[Publib] "Teacher Loan Cards"
Judith Turner
turnermalibmba at yahoo.com
Wed Nov 14 23:51:39 EST 2007
If there is enough demand to merit creating a special category, it would be more appropriate for the library to enter into a formal arrangement with the local school district(s) -- public, charter and private.
This contract should specify what services the library will provide, whose responsibility it is to replace lost/damaged items and how this will be handled, also pick up and return of materials, lead time, loan periods and renewals, etc.
It does not sound like the teachers are borrowing books for their personal convenience as one reply seemed to suggest. They are borrowing them for the students they teach, much like libraries use ILL to get books for their patrons.
If there isn't enough demand to justify involving lawyers and boards and drawing up a formal contract between library and district, then use the sort of card that libraries offer businesses and organizations in their community as a model.
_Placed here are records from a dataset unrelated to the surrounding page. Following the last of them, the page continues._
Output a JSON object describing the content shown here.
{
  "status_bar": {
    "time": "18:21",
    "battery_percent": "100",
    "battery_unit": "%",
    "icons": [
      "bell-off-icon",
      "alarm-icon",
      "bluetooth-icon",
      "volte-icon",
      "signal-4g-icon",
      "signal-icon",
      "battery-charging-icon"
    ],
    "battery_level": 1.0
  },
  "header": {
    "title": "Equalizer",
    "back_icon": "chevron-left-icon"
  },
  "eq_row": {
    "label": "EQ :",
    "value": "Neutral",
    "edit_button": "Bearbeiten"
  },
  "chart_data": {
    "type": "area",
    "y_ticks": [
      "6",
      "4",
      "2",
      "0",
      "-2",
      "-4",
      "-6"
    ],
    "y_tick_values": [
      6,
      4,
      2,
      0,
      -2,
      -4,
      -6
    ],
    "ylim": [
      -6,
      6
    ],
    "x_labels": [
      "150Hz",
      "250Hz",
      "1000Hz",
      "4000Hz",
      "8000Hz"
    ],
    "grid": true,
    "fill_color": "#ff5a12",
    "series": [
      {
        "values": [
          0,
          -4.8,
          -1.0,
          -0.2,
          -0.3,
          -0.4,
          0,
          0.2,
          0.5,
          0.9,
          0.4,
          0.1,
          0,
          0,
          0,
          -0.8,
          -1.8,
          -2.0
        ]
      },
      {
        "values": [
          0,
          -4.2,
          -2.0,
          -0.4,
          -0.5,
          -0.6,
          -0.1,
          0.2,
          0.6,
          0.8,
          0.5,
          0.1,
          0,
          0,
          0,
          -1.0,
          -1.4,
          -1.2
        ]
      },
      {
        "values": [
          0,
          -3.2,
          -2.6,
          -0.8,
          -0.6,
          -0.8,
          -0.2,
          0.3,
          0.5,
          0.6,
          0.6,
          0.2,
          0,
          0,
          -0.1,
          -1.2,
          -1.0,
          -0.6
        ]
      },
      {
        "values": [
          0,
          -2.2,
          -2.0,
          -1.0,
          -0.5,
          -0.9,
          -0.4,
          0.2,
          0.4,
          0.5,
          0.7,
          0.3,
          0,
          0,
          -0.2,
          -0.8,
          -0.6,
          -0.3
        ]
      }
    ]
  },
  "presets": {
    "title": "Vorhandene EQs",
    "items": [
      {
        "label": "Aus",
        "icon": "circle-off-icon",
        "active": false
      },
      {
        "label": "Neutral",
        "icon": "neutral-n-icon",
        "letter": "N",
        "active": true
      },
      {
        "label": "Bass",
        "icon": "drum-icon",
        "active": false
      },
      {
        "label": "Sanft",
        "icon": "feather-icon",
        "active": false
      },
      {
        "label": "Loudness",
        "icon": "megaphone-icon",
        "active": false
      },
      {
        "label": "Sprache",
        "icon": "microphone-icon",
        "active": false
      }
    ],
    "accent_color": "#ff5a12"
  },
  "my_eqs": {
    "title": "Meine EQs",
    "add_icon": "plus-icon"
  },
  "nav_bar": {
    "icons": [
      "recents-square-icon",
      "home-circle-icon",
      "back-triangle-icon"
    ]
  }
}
The Milwaukee Public Library offers a card through its Business Information Services Division. This type of card is popular with local companies and non-profits, it's great outreach to a population that's often hard to get into the library otherwise and has been a source of much positive PR for the library. In some places the corporate librarian uses the card to borrow materials for employees; at MPM sometimes a librarian would use it to get the material (usually when photocopying was involved); if the items were part of the Central Library's circulating collection, we'd keep track of which employee had used it and the due dates for items checked out.
Some of the comments posted parallel those made a few months ago about teachers making assignments and sending their students to the library without warning. In that case, librarians were trying to find ways to deal with many students and some parents all clamoring for the same few resources.
School library/media centers have been victims of spiraling school costs across the nation and viewing teachers who are struggling to fill in for that loss as adversaries is a lose/lose situation.
Funding for the service to schools could come from a mix of sources -- the school district, the local municipality, state support, private foundations and other grants.